6. Fundamentalist mangoes must have more texture; secular mangoes should have
artificial flavouring.

The maligned mango and other clichés writers fear
By royal decree: Ghalib (above) was an ardent mangophile as was his patron, the last Mughal Emperor Bahadur Shah Zafar, who insisted on eating mango jam even after his hakim forbade him to do so because it gave him diarrhoea

Novelists of other countries, too, have grappled with the issue of how to write about their homeland and how to interpret it for the world. What should one include, and what should one leave out? The great Argentinian writer Jorge Luis Borges found himself questioning what was truly native and what crossed the line into the exotic and touristy. He found the answer in historian Edward Gibbon’s masterpiece, Decline and Fall of the Roman Empire.

This is what Borges said: “Gibbon observes that in the Arabian book par excellence, in the Koran, there are no camels; I believe if there were any doubt as to the authenticity of the Koran, this absence of camels would be sufficient to prove it is an Arabian work. It was written by Mohammed, and Mohammed, as an Arab, had no reason to know that camels were especially Arabian; for him they were part of reality, he had no reason to emphasise them; on the other hand, the first thing a falsifier, a tourist, an Arab nationalist would do is have a surfeit of camels, caravans of camels, on every page; but Mohammed, as an Arab, was unconcerned: he knew he could be an Arab without camels.” 

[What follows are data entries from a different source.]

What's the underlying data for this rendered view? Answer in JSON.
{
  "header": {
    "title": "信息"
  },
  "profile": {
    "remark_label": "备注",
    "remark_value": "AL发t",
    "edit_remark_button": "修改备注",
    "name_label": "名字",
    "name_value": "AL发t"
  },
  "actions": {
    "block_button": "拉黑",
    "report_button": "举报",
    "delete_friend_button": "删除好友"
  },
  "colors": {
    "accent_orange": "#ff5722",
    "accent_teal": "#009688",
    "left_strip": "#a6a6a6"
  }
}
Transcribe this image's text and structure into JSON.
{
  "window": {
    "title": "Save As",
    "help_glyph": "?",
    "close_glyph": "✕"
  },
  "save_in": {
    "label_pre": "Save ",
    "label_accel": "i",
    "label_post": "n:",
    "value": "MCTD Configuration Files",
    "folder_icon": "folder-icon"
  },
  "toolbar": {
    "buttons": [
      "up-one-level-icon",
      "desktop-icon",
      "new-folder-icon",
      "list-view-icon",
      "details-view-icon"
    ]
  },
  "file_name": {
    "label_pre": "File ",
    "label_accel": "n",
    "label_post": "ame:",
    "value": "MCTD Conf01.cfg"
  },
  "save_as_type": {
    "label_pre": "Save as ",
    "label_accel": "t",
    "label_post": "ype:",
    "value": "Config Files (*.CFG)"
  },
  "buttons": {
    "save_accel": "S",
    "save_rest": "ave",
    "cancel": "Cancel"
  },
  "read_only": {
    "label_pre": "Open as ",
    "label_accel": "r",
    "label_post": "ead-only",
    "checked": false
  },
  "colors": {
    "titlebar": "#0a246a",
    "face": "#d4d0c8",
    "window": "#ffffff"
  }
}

The camel offers us a perfect analogy for the slippery place of the mango in the Indian novel. Squeezing it into a story manuscript just to provide some lazy local colour will smack of falsification. But to deliberately squeeze it out is equally ridiculous. Doing a mental find-and-delete is as much an act of exotification as playing it up. India’s greatest writers never worried about being exotic. In RK Narayan’s Swami and Friends, dreamy little Swami is given a sum to solve with mangoes in it, and he puzzles over it for a long time. Premchand, an expert marksman whose catapult unerringly brought down mangoes, has some marvellous mango scenes in his classic novel Godan. No one can accuse either Narayan or Premchand of writing “sari-and-mango novels”.

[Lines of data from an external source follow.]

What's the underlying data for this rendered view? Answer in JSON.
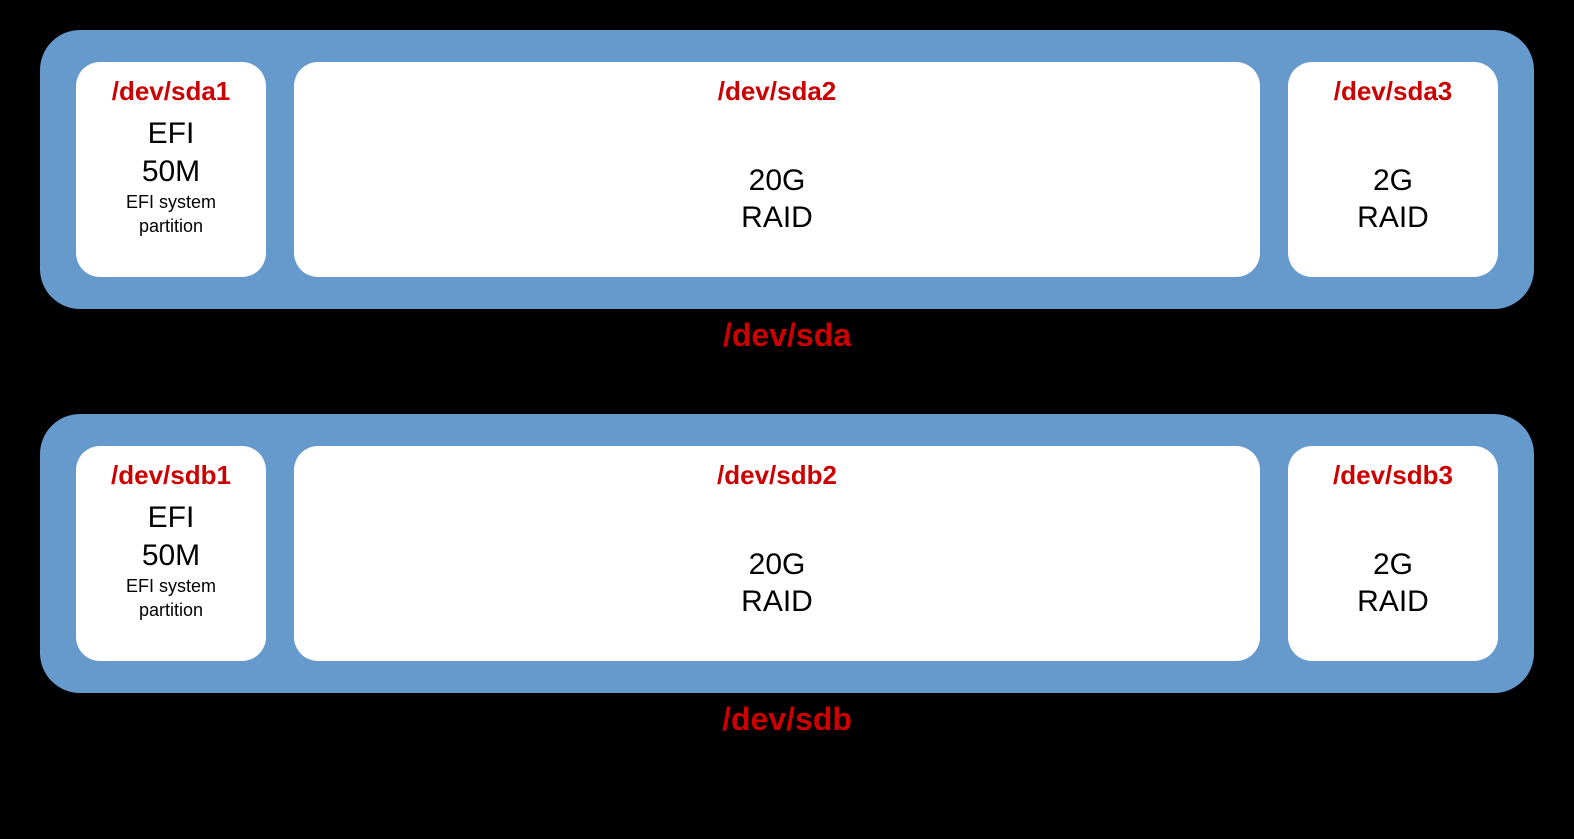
{
  "disks": [
    {
      "device": "/dev/sda",
      "partitions": [
        {
          "device": "/dev/sda1",
          "fs": "EFI",
          "size": "50M",
          "note1": "EFI system",
          "note2": "partition"
        },
        {
          "device": "/dev/sda2",
          "size": "20G",
          "type": "RAID"
        },
        {
          "device": "/dev/sda3",
          "size": "2G",
          "type": "RAID"
        }
      ]
    },
    {
      "device": "/dev/sdb",
      "partitions": [
        {
          "device": "/dev/sdb1",
          "fs": "EFI",
          "size": "50M",
          "note1": "EFI system",
          "note2": "partition"
        },
        {
          "device": "/dev/sdb2",
          "size": "20G",
          "type": "RAID"
        },
        {
          "device": "/dev/sdb3",
          "size": "2G",
          "type": "RAID"
        }
      ]
    }
  ]
}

One of the most poetic exchanges about the mango took place on Twitter between novelist Teju Cole and a young man from Bangalore.

First, Teju Cole tweeted to his over 1,83,000 followers:
@tejucole : Any god can make a tree. But only a human being can write a poem.
To which, @kartekay , a Groucho Max fan from Bangalore, replied:
@kartekay : but some trees hv mangoes
Cole graciously tweeted back: @tejucole I concede this round.